Hadirlah bersama Sang Kekasih,
jadilah insan berakal-sejati,
naiklah mengatasi ke dua alam,
tempatilah semestamu sendiri.

Bertolaklah:
jangan terbujuk anggur takabur--
tataplah cemerlangnya Wajah itu,
dan tetaplah engkau sadar
akan (kehambaan) dirimu sendiri.


Catatan:
[1]   Hakim Sana'i, seorang sufi bijak termasyhur.
Saling menasehati diantara para awliya umumnya ditujukan
untuk memberi pengajaran kepada murid-murid mereka.

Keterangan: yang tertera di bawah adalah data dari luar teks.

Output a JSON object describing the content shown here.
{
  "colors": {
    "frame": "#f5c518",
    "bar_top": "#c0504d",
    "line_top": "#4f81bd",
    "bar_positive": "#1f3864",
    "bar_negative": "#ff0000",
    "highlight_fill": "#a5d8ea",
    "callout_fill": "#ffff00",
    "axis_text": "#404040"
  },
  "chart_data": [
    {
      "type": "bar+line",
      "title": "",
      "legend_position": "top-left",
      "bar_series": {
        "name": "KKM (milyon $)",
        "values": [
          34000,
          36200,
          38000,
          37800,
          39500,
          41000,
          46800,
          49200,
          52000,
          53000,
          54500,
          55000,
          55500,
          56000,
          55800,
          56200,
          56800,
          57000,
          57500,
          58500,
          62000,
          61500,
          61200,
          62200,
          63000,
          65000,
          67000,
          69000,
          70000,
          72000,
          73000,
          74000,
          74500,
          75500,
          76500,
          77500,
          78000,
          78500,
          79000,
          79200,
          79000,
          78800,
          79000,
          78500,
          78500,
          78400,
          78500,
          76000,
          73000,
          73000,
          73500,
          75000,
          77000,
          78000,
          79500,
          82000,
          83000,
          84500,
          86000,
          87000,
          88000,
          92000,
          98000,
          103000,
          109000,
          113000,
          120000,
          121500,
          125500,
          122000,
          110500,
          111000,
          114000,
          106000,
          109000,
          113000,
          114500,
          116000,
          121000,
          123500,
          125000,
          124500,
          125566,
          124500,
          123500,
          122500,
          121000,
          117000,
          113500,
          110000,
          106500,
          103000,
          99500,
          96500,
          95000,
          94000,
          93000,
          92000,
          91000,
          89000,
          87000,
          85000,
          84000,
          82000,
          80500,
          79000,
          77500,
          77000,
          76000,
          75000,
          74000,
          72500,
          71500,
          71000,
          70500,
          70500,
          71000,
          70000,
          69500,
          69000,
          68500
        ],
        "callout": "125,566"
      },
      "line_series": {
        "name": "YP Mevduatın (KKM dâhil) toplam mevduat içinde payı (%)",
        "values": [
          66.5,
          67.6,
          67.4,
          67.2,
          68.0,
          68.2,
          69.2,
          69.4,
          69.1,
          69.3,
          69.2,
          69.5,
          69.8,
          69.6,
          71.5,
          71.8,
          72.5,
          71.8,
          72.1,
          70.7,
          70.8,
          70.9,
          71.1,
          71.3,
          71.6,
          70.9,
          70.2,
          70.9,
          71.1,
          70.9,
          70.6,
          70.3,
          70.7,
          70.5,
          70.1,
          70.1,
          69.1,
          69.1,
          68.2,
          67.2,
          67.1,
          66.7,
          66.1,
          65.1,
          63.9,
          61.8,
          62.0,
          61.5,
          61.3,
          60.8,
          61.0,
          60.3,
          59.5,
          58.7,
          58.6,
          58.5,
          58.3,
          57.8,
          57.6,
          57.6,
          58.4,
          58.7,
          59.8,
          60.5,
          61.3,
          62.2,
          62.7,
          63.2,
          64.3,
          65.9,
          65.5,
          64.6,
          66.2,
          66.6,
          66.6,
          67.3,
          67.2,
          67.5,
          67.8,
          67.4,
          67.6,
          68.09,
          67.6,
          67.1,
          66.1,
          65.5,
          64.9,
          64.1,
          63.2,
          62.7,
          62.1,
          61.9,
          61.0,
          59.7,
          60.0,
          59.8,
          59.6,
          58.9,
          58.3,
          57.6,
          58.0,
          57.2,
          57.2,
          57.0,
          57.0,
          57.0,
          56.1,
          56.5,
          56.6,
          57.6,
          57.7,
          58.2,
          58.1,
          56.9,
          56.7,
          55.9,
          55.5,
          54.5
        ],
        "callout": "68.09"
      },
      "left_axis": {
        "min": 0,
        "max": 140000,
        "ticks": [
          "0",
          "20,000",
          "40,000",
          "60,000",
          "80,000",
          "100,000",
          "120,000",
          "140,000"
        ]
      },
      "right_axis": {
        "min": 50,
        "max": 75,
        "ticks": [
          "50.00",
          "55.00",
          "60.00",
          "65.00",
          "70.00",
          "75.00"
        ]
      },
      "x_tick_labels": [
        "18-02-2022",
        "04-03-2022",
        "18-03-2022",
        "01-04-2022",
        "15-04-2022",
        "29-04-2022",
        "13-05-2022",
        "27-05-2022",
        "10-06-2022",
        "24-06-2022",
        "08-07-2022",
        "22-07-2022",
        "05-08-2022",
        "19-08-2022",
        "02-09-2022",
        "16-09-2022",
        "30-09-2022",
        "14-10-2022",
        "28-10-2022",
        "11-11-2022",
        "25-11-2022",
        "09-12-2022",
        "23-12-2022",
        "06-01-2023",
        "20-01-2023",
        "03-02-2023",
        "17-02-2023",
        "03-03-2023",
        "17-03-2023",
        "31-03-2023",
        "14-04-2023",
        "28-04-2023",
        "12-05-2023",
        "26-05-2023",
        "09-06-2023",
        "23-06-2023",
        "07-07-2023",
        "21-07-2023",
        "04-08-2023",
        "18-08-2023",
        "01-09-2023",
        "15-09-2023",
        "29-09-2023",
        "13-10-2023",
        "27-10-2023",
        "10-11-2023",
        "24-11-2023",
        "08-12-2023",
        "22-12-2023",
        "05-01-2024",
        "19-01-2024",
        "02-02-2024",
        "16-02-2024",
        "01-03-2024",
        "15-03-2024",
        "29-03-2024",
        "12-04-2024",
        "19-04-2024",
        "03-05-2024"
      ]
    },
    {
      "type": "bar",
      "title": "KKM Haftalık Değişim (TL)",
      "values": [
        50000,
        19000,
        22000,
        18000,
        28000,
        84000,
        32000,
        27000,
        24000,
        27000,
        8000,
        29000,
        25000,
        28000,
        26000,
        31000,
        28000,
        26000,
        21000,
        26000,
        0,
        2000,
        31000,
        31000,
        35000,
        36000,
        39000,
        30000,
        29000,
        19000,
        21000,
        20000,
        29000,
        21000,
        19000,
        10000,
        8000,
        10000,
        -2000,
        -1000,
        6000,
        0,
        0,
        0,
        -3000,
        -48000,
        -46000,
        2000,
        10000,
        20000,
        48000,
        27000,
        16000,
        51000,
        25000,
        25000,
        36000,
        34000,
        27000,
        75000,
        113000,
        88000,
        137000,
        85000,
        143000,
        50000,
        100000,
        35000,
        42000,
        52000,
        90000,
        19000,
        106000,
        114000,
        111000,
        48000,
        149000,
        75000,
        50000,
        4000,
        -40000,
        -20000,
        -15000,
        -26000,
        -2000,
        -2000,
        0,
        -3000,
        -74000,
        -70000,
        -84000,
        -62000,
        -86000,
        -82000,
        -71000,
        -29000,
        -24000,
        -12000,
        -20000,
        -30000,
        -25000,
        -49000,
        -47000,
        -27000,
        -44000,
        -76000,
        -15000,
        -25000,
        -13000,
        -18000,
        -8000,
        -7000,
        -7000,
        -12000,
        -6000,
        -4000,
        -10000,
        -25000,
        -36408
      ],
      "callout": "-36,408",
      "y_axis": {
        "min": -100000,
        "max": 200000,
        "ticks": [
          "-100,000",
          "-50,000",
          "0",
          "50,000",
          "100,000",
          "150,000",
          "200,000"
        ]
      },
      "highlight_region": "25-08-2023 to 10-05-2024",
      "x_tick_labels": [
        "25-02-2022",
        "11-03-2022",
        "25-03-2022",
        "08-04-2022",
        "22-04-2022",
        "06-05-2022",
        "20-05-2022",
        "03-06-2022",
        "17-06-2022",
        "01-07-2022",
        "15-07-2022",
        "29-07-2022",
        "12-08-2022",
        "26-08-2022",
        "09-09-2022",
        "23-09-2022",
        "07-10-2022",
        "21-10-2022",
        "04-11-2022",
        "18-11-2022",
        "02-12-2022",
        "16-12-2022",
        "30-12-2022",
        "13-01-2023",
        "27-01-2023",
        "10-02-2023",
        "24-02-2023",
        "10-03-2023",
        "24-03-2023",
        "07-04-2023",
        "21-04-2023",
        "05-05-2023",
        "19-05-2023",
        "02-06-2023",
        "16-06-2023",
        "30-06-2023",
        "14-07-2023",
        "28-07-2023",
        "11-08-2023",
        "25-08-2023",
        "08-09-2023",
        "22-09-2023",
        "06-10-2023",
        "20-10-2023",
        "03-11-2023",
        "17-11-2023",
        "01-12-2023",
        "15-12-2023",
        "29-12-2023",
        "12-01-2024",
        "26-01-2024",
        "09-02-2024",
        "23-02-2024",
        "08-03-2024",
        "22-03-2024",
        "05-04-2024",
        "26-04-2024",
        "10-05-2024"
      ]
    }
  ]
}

[2]   Sadar atau tidak, setiap kita berada dalam karavan
menuju kematian. Masing-masing kita, setiap saat,
mengambil dari jatah bekal kita sendiri; misalnya umur.



Sumber:
Rumi: Divan-i Syamsi Tabriz, ghazal no. 1244
Berdasarkan terjemahan William C. Chittick,
pada The Sufi Path of Love,
SUNY Press, Albany, 1983.

Jumat, 22 Juni 2012

Rumah Sangat Sesak


Alam dunia ini seperti kamar-mandi uap,
sangat panas:
engkau tertekan,
dan jiwamu bagai meleleh rasanya.

Walau engkau diberi kamar mandi yang luas,
jiwamu tetap tertekan dan lelah
karena panasnya.

Hatimu takkan pernah lega,
sampai engkau bisa keluar:
ukuran ruang kamar mandi itu
sama sekali tak memberimu manfaat.

Atau, (dalam alam dunia ini)
engkau seperti memakai sepatu
yang terlalu sempit,
lalu disuruh berjalan di gurun.

Luasnya gurun malahan menjengkellkan,
dan menyempitkan hatimu,
gurun dan padang
bagaikan penjara untukmu.

Orang yang hanya sepintas memandangmu,
akan berkata, "dia riang dan gembira,
bagaikan bunga mekar, di tengah gurun."

Tak diketahuinya tentang kondisi
sebenarnya dirimu:
alih-alih seperti tengah di taman mawar,
jiwamu menderita.

Tidur yang benar itu seperti 
kau lepaskan sepatu sempitmu, 
karena jiwamu bebas dari raga, 
walau hanya sesaat.

Sedangkan bagi pawa awliya,
tidur mereka megah bagaikan sebuah kerajaan,
mereka seperti ashabul-kahfi
dalam gua alam-dunia ini.

Mereka tertidur dan fana',
itu bukan tidur biasa seperti kita alami;
mereka bertolak ke ketiadaan,
melalui pintu yang tak-kasat mata.

Ragamu itu bagaikan sebuah rumah

yang sangat sempit,
dan jiwa merasa sesak di dalamnya.
Rabb
 menghancurkannya, 
agar Dia membangun istana megah untukmu.

Jiwa sesak bagai janin dalam rahim:
ketika telah sembilan bulan usianya,
keluar dari situ jadi mendesak;

Tapi sampai rasa mulas mau melahirkan
telah sepenuhnya menguasai sang ibu,
apakah yang janin dapat lakukan?

Di dalam penjara raga, 
jiwa bagaikan di tengah api bernyala.
Bagi jiwa, raga itu bagaikan sang ibu
yang mempertaruhkan nyawa 
untuk melahirkannya keluar.

Sehingga seperti terlahir
seekor anak domba dari sang induk,
yang segera merumput di padang hijau. 

Majulah:
telah tiba saatnya gerbang terbuka,
masa dimulainya penggembalaan
sang anak domba.

Melahirkan, itu perjuangan berat
bagi sang ibu;
sementara bagi sang bayi,
itu artinya terbebas dari penjara.

Sang ibu merintih ketika melahirkan,
mencari tempat berlindung;
sementara sang bayi menyambut
saat pembebasannya.

Beragam bentuk tubuh ibu 
yang terdapat di bawah matahari:
mineral, nabatiah atau hewaniyah,

Setiap mereka abai akan sakit-perih
yang dialami pihak-pihak lain;
kecuali insan pemilik furqan,
dan kesejatian.

Orang bodoh tak mengerti
apa yang tengah terjadi di rumahnya sendiri;
orang bijak paham apa yang sedang terjadi
di rumah orang lain.

Apa-apa yang pemilik qalb pahami
tentang keadaan dirimu,
seringkali tak engkau mengerti.


Sumber:
Rumi: Matsnavi  III: 3545 - 3565,
Terjemahan ke Bahasa Inggris oleh Nicholson.